Foreigners

One Nation Under Multiple Gods

The British tabloids are right to bash the archbishop of Canterbury.

The archbishop of Canterbury

Is this a storm in a teacup, as the archbishop now claims? Was the “feeding frenzy” biased and unfair? Certainly, it is true that, since last Thursday, when Rowan Williams—the archbishop of Canterbury, spiritual leader of the Church of England, symbolic leader of the international Anglican Church—called for “constructive accommodation” with some aspects of sharia law and declared the incorporation of Muslim religious law into the British legal system “unavoidable,” practically no insult has been left unsaid.

One Daily Telegraph columnist called the archbishop’s statement a “disgraceful act of appeasement“; another called it a “craven counsel of despair.” An Observer columnist eruditely wondered whether the archbishop’s comment might count as a miracle, according to David Hume’s definition of a miracle as a “violation of the laws of nature,” while the notoriously sensationalistic Sun launched a campaign to remove the archbishop from office.

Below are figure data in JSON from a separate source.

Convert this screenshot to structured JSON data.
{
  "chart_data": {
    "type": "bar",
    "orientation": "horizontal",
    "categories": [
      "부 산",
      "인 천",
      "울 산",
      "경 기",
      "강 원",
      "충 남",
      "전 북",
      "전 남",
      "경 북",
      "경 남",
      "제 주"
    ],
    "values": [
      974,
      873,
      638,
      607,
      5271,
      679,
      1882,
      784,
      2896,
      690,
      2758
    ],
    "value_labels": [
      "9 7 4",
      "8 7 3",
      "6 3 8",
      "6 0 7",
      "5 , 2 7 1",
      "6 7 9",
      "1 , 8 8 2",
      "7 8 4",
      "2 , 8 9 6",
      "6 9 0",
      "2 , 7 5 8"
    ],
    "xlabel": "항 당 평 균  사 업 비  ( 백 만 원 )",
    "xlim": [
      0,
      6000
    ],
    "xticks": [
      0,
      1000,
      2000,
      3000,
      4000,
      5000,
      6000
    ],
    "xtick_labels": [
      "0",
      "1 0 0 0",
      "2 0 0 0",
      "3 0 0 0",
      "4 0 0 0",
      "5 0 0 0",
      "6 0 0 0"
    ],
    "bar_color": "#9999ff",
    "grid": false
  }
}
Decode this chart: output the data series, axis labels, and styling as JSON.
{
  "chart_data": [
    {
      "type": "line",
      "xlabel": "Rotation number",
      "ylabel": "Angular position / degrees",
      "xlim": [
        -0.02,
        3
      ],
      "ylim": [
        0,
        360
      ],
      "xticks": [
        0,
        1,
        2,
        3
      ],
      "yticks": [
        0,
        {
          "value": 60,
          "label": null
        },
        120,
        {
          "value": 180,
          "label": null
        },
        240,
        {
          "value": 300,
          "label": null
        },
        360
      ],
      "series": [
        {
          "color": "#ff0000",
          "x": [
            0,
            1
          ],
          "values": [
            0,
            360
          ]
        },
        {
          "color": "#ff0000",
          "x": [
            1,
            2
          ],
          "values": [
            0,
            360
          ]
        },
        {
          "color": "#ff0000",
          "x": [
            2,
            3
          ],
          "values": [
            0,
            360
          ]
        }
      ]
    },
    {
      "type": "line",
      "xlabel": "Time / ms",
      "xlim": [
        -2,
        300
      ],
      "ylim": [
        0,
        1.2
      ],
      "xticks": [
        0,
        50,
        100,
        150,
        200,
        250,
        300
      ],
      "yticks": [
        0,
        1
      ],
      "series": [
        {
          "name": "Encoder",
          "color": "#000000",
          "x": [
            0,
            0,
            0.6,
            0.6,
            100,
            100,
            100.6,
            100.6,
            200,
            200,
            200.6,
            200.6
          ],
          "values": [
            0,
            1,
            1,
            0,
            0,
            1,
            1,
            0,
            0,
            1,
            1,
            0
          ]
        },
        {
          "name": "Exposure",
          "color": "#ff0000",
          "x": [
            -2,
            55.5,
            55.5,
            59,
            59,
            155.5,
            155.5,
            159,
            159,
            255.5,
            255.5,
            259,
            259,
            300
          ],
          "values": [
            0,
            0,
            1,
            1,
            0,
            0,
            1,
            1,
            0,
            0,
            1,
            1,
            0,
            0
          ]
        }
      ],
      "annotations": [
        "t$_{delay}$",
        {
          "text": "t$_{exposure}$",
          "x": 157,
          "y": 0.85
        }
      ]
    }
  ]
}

Feebly, the archbishop’s supporters have tried to defend him, reporting that he is “completely overwhelmed” by the hostility and “in a state of shock.” Arguing that his remarks were misunderstood, misinterpreted, and taken out of context, his office even took the trouble to publish them, both in lecture form and in a radio interview version, on his official Web site. I highly recommend a closer look. Reading them, it becomes instantly clear that every syllable of the harshest tabloid criticism is more than well-deserved. The archbishop’s language is mild-mannered, legalistic, jargon-riddled; the sentiments behind them are profoundly dangerous.

What one British writer called the “jurisprudential kernel” of his thoughts is as follows: In the modern world, we must avoid the “inflexible or over-restrictive applications of traditional law” and must be wary of our “universalist Enlightenment system,” which risks “ghettoizing” a minority. Instead, we must embrace the notion of “plural jurisdiction.” This, in other words, was no pleasant fluff about tolerance for foreigners: This was a call for the evisceration of the British legal system as we know it.           

I understand, of course, that sharia courts vary from country to country, that not every Muslim country stones adulterers, and that some British Muslims volunteer to let unofficial sharia courts monitor their domestic disputes, which is not much different from choosing to work things out with the help of a marriage counselor. But the archbishop’s speech actually touched on something far more fundamental: the question of whether or not all aspects of the British legal system necessarily apply to all the inhabitants of Britain.

This is no merely theoretical issue either, since conflicts between sharia law and British law arise ever more frequently. One case currently before the British court of appeals concerns a learning-impaired man who was “married” over the telephone to a woman in Bangladesh. Though British law recognizes sharia weddings, just as it recognizes Jewish or Catholic weddings, this one, it has been argued, might be considered so “offensive to the conscience of the English court” that it cannot be recognized—unless, of course, the fact that the marriage is legal under Bangladeshi sharia law is the most important consideration. Meanwhile, police in Wales are dealing with an epidemic of forced marriages; honor killings remain a perennial problem; and British law has already been altered to accommodate “sharia mortgages.” The archbishop is absolutely right in his belief that a universalist, Enlightenment system—one in which the legitimacy of the law derives from democratic procedures, not divine edicts, and in which the same rules apply to everyone living in the same society—cannot easily accommodate all these different practices.

Many explanations for the archbishop’s statements have already been proffered: the weakness of the Church of England, the paganism of the British, the feebleness of Williams’ intellect, the decline of the West. At base, though, his beliefs are merely an elaborate, intellectualized version of a commonly held—and deeply offensive—Western prejudice: Alone among all the world’s many religious groups, Muslims living in Western countries cannot be expected to conform to Western law—or perhaps do not deserve to be treated as legal equals of their non-Muslim neighbors.

Every time police shrug their shoulders when a Muslim woman complains that she has been forced to marry against her will, every time a Western doctor tries not to notice the female circumcisions being carried out in his hospital, they are acting in the spirit of the archbishop of Canterbury. So is the social worker who dismisses the plight of an illiterate, house-bound woman, removed from her village and sent across the world to marry a man she’d never met, on the grounds that her religion prohibits interference. That’s why—if there is to be war between the British tabloids and the archbishop—I’m on the side of the Sun.